На всякий случай, он очистил номер: все свои вещи убрал в чемодан и сдал его в камеру хранения.

Если вечером, после вчерашних проделок Петя был само благоразумие, то сегодня с утра он чувствовал пьянящую уверенность в себе, решительность и желание испытать врагов.

«Петр, где вы вчера пропадали? – спросил в трамвае седовласый Виталий. – Мы уж боялись, не сгинули ль вы в римских катакомбах!»

– Не сгинул, как видите.

– Ну и слава богу!

Трамвай остановился метров за сто до Колизея. Сойдя на мостовую, группа туристов плотной толпой двинулась вперед в сторону самого знаменитого римского стадиона. Он был не просто изувечен. Фактически люди надругались над его трупом, «содрав кожу, выколов глаза и выпустив внутренности».

Возле мрачных стен уже копошилось несколько туристических групп. Подходили все новые. Старшая Петиной группы издалека заметила гида и помахала рукой. Они были знакомы.

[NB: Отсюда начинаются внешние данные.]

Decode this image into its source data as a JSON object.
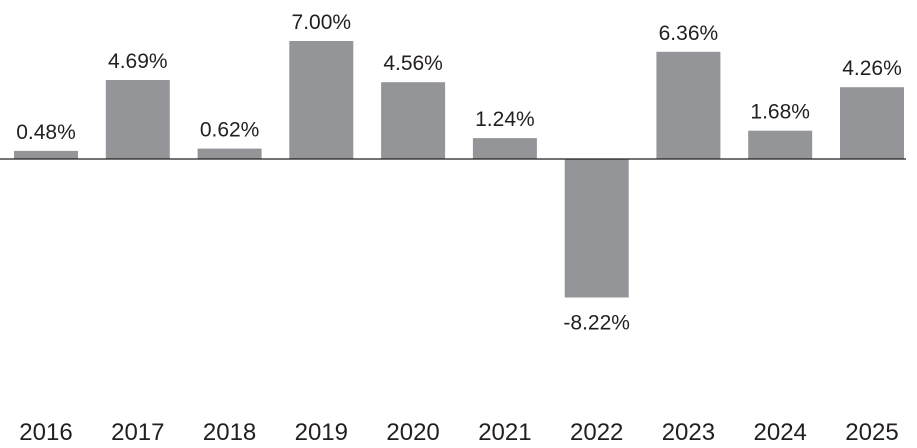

Экскурсовод (немолодая усатая женщина, критически настроенная к собственной стране) представилась группе и приступила к работе.

Овальный Колизей имел площадь и вместимость соизмеримые с площадью и вместимостью стадиона «Динамо» в Москве, но высота стен его была около пятидесяти метров, то есть значительно больше. Самой арены, политой кровью тысяч животных, гладиаторов и христиан, давно не существовало. Ее плиты использованы для строительства собора Святого Петра и прочих сооружений. Открылись сокрытые галереи Колизея. А в «ослепленные» арки-глазницы просвечивало небо.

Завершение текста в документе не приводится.